毎日のように花里ちゃんとお菓子作りをしてきた結果、あの人が好きそうなお菓子にめぐりあった。
それは、春駒(はるこま)というお菓子で、鹿児島城下の武士が最初に作ったお菓子らしく、晒し餡・上新粉・白玉粉・小麦粉・黒砂糖・白双糖を混ぜ合わせた物に水を入れて捏ね上げ、形を10cm程度の円柱状に整えた後に蒸し上げて完成となり、その食感は少し外郎(ういろう)に似ている。
この春駒を作るのに、行きつけの和菓子屋さんのご主人に作り方を親切に教えていただいたり、図々しくも台所をお借りしたりして、何とか今日を迎えることが出来たのだった。
「上出来や~!これなら、土方はんも喜んでくれるんとちゃうかな?」
私の作った春駒を見て、花里ちゃんが微笑みながら言った。
「……そうだと、いいんだけど…」
「大丈夫やって、自信持ち。これ、土方はん好きやと思うわ。それにこっちの桜餅も、ええ感じやで。隊士の皆はんも喜んでくれはるよ、きっと」
花里ちゃんの言葉に勇気付けられながら私はお菓子を箱の中に入れ、風呂敷包みで包むと、彼女にお礼を言って、元気良く置屋を後にした。

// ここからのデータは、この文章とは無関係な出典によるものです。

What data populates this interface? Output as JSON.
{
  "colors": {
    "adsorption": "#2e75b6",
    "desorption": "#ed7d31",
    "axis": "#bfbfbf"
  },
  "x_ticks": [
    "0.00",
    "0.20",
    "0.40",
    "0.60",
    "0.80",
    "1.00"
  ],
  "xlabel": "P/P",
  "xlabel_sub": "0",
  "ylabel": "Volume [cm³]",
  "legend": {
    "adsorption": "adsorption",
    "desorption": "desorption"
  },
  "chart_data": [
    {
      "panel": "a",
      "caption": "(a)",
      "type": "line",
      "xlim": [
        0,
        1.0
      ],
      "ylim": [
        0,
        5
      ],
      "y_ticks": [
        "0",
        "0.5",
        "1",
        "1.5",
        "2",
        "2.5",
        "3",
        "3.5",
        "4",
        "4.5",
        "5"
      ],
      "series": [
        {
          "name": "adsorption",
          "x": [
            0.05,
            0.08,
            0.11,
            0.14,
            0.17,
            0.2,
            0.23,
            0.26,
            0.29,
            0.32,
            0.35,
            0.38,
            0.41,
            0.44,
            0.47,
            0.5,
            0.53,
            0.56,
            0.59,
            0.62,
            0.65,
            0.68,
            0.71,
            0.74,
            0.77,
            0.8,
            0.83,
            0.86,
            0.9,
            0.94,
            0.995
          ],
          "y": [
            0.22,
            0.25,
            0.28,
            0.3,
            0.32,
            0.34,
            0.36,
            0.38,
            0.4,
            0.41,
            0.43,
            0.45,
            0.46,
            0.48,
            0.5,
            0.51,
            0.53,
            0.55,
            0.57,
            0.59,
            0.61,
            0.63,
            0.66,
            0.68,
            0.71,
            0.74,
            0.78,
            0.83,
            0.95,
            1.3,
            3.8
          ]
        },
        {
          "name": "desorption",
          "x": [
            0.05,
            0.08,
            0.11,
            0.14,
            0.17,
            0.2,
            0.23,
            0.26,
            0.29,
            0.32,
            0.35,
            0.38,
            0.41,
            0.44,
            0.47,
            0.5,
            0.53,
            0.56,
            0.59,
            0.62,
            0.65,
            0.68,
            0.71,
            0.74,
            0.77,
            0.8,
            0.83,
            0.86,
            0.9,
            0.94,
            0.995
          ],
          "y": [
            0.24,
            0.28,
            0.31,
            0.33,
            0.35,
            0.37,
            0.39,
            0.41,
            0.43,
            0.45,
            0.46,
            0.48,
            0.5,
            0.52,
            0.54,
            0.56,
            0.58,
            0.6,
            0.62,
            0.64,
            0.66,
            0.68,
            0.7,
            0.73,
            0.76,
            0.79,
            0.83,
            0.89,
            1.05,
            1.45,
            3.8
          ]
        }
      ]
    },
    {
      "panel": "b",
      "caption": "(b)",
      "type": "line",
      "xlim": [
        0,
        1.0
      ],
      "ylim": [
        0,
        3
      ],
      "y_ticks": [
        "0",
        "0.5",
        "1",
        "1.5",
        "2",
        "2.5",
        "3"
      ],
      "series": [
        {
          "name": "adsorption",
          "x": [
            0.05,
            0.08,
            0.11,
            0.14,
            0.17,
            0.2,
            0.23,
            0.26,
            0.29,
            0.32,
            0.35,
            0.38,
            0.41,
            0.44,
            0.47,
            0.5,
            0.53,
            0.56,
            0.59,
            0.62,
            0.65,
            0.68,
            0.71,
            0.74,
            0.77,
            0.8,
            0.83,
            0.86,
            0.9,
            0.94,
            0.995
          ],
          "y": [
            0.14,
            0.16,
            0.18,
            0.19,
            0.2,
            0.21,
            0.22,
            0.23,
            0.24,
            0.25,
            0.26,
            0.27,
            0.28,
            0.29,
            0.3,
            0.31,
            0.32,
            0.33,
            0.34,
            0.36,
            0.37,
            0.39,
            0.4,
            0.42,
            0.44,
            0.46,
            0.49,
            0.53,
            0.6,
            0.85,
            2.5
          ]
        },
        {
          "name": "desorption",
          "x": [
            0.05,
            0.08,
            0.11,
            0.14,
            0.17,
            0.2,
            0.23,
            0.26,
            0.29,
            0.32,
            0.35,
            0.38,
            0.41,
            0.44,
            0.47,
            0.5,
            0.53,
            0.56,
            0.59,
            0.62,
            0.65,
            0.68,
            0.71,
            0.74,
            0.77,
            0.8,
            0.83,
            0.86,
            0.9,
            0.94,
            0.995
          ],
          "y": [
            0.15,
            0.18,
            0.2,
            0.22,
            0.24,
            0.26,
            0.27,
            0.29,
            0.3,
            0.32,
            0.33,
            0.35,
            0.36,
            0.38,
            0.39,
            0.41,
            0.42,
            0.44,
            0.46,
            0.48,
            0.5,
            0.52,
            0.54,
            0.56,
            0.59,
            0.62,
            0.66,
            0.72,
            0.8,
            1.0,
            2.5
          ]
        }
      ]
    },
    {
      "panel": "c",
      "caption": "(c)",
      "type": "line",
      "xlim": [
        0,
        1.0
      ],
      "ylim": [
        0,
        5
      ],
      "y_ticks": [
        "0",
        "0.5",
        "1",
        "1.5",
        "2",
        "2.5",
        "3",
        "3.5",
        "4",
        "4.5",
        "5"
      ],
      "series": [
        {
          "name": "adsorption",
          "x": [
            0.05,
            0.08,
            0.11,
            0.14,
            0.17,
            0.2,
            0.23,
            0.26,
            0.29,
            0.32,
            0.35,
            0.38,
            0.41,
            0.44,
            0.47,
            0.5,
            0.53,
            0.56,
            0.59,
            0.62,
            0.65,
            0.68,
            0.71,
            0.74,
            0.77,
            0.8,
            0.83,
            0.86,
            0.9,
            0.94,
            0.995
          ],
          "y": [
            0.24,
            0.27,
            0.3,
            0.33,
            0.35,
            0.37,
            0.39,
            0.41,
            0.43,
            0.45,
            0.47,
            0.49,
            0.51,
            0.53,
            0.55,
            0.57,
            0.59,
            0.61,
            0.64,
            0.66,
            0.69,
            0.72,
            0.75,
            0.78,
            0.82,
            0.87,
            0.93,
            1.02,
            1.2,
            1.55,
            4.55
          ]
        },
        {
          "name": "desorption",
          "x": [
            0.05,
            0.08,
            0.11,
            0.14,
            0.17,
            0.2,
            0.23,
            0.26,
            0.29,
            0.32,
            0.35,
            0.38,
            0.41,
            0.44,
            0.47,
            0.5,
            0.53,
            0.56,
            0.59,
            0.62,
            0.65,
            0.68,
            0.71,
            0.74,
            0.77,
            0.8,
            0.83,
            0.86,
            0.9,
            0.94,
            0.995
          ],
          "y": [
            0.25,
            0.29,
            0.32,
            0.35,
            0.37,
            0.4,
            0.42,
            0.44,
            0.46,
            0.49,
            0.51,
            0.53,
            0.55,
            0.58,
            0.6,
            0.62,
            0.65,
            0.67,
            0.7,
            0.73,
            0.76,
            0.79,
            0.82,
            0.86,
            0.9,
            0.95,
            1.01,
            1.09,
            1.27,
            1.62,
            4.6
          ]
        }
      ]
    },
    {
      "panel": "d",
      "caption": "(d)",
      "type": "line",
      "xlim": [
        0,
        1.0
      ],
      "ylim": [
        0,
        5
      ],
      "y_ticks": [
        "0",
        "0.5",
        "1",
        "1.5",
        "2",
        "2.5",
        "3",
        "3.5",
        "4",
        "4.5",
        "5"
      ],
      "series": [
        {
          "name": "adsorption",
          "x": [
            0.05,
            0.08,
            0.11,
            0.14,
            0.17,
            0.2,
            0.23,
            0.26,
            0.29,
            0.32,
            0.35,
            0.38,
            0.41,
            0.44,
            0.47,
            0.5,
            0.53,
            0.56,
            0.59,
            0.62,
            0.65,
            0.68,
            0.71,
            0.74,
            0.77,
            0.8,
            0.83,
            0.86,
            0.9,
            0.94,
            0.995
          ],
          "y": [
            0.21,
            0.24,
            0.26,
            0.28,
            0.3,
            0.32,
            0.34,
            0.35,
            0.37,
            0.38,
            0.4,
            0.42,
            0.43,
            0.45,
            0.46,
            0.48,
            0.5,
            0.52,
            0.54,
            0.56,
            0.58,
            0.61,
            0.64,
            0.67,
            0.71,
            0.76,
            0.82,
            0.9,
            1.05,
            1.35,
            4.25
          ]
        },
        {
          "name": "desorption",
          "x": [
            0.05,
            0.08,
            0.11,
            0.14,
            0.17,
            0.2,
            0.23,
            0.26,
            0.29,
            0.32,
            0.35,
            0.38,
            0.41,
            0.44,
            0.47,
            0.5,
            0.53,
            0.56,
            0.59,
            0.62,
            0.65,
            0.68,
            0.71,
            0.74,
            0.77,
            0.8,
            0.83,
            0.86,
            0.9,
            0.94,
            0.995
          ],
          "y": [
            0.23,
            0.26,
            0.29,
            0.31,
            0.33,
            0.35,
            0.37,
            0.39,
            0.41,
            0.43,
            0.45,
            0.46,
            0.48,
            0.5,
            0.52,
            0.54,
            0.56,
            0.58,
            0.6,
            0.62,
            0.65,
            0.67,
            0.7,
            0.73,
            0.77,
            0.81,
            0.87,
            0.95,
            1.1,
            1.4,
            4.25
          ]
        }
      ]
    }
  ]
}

壬生浪士組改め、新撰組と改名してからは初めての訪問だし、近々、引越しするということも聞いていたので、今日はそのお手伝いなども出来れば…と、思いつつ、視界に屯所の門が飛び込んで来た瞬間、私はいろんな意味でドキドキし始めた。
そして、屯所の門をくぐると、遠くから威勢の良い隊士の方々の声が聴こえて来た。その真剣な声に耳を澄ましながら玄関に辿りつくと、私は静かに戸を開いた。
「ごめんください!」
大きな声で挨拶をすると、奥からそれに答えるかのように大きな声を出しながら、原田さんが現れた。
「あれ?春香ちゃん、久しぶりだねぇ」
「そうですね、二ヶ月ぶりくらいでしょうか?」
「今日は、どうしたんだ?」
彼の問いかけに、私は少し俯きながらも、皆さんにお菓子を持って来たことを説明すると、彼は少し考えながら呟いた。
「あ、そういやぁ、今日はあれだっけ?……なんだったっけっかな…えーと、ほら…」
彼が言いたいのは、バレンタインデーのことじゃないかと思い、私はくすくす笑いながらバレンタインデーのことかと尋ねると、彼は頭をかきながら大きく頷いた。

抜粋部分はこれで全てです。